Referring now to FIG. 3, there is shown a second embodiment of a pressure portion 32 which may be formed as part of the connector 20, the pressure portion 32 comprising a horizontally extending elongated arm portion 44 having one end terminating as part of the lever portion 31 of the connector 20. Formed as part of the arm portion 44 and located intermediate the ends of the arm portion 44 is a deformed portion 46 having a pair of off- set apex portions 47, 49, said deformed portion 46 orientated to collapse on itself when an axial load is applied inwardly on the arm portion 44. The other end of the arm portion 44 adjacent the deformed portion 46 terminates in a Y-shape arrangement comprising the arm portions 48 and 50 attached to the outer ends of the lever portions 30 and 31 respectively. In its normal position (shown in dotted lines in FIG. 3), the deformed portion 46 will provide a constant force on the arm portions 48 and 50, urging the arm portions to move in an outward direction. FIG. 5 illustrates a force diagram of this arrangement, wherein the deformed portion 46 exerts a force P at the junction of the arm portions 48 and 50 resulting in each of the arm portions 48, 50 exerting a force F on the lever portions 30 and 31, resulting in an outward movement of each of the lever portions 30 and 31. This outward movement of the lever portions 30 and 31 results in the jaw portions 36 and 37 moving inwardly towards a closed position. Movement of the lever portions 30 and 31 inwardly toward each other results in the deformed portion 46 being squeezed upon itself thereby allowing the junction of the arm portions 48 and 50 to move in an axial direction towards the fulcrum portion 33, shown in solid lines in FIG. 3. In this position, the deformed portion 46 will exert a constant pressure on the lever portions 30 and 31 to return such portions outwardly to their home position in the manner described previously.
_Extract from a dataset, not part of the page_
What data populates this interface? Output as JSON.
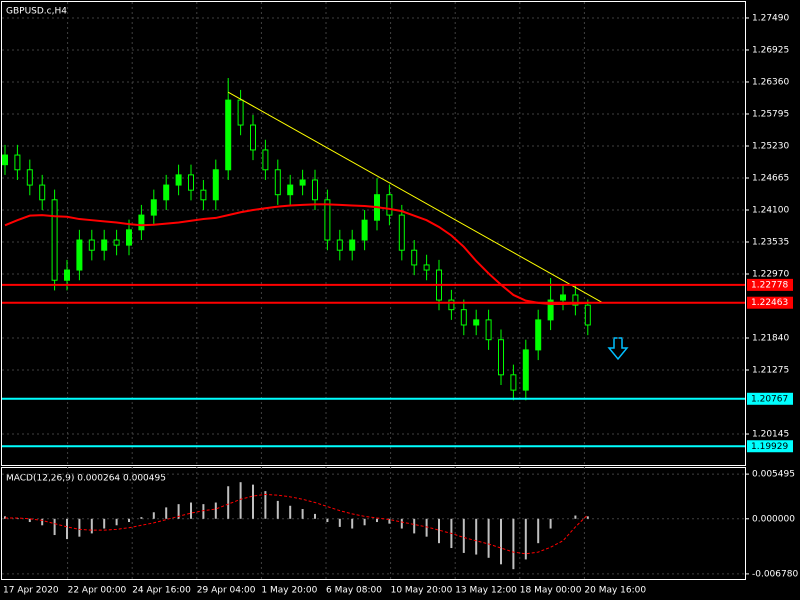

Referring to FIG. 4, there is shown a third embodiment of the pressure portion 32 which comprises a pair of curved arm portions 52 and 54, each portion depending from the lever portions 30 and 31 respectively and so formed to engage each other thereby locating the lever portions 30 and 31 of the connector 20 in a home position. Upon movement of the lever portions 30 and 31 towards each other, the arm portions 52 and 54 will be compressed, resulting in the ends of the arm portions 52 and 54 slidably moving rearwardly and thereby exerting a constant outward pressure on the lever portions 30 and 31 to return to their home position.
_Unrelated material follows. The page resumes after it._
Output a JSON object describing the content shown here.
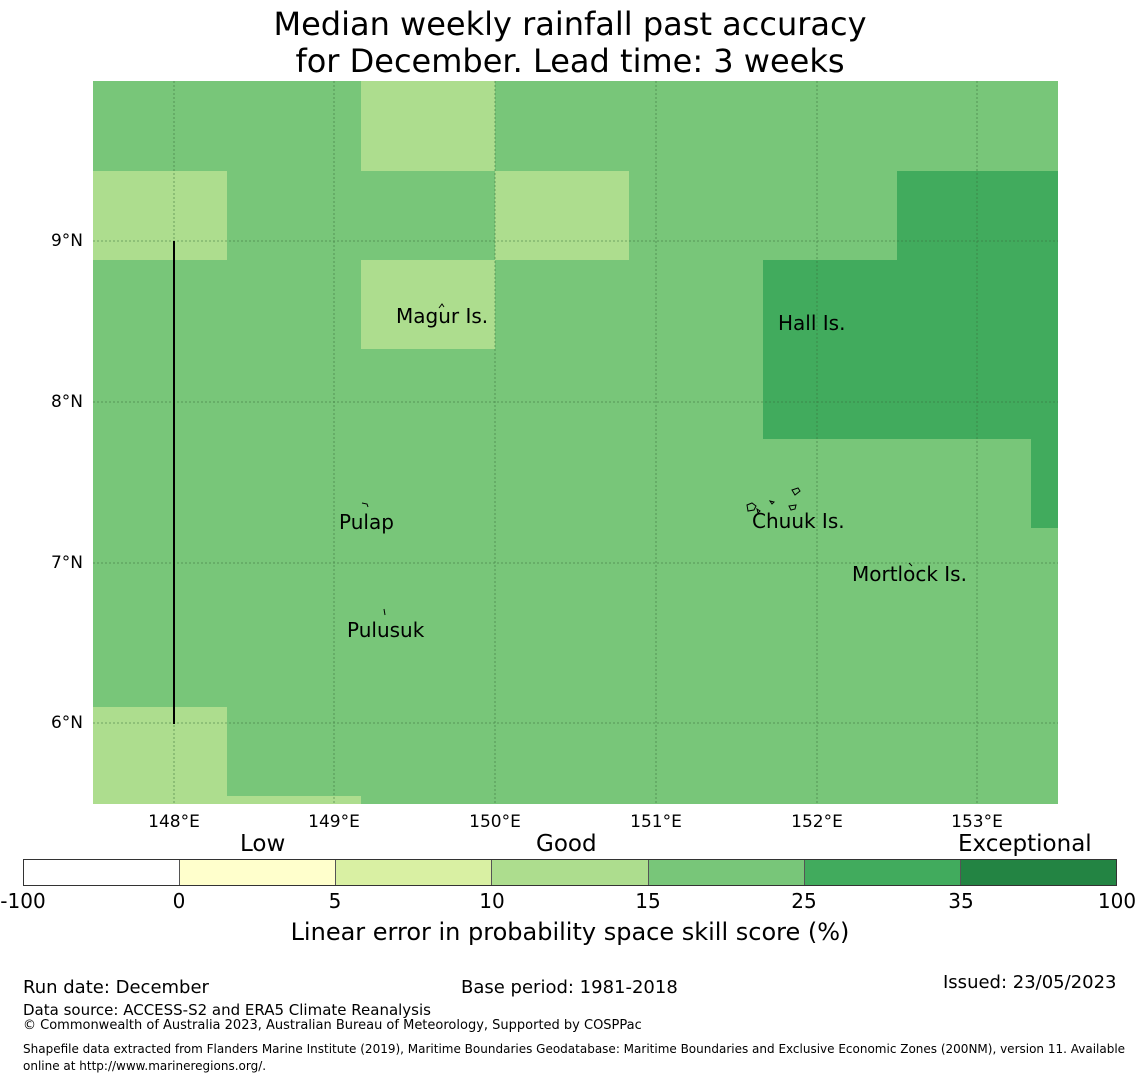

It is obvious that each of the embodiments of the electrical connector disclosed in FIGS. 2, 3 and 4 provides a low-cost electrical connector which is of a one-piece molded or extruded plastic construction. Also, it is clear that such connector is capable of being cut to any width to hold any number of conductors of an electrical component in contact with electrical conductors in a printed circuit board. Due to the inherent deformation of the pressure portion 32 when the connector engages the electrical component and the printed circuit board, the connector provides a constant pressure on the conductors despite thickness tolerances insuring a more positive contact between the conductors of the printed circuit board and the component.
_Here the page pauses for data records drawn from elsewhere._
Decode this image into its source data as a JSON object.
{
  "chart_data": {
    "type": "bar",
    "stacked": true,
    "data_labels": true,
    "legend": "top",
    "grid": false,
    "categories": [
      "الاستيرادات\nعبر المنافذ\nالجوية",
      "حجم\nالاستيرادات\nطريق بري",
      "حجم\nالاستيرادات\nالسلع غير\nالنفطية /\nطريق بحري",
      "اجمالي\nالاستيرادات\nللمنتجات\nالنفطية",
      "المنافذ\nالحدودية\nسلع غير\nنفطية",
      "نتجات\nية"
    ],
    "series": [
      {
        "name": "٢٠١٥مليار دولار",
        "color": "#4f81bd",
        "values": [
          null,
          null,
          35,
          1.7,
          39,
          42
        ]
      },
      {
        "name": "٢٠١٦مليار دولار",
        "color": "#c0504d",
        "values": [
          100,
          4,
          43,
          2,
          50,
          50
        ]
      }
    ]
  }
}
While the principles of the invention have now been made clear in the illustrated embodiments, it will be obvious to those skilled in the art that many modifications of structure, arrangements, elements and components can be made which are particularly adapted for specific environments and operating requirements without departing from these principles. The appended claims are therefore intended to cover any such modification, within the limits of the true spirit and scope of the invention.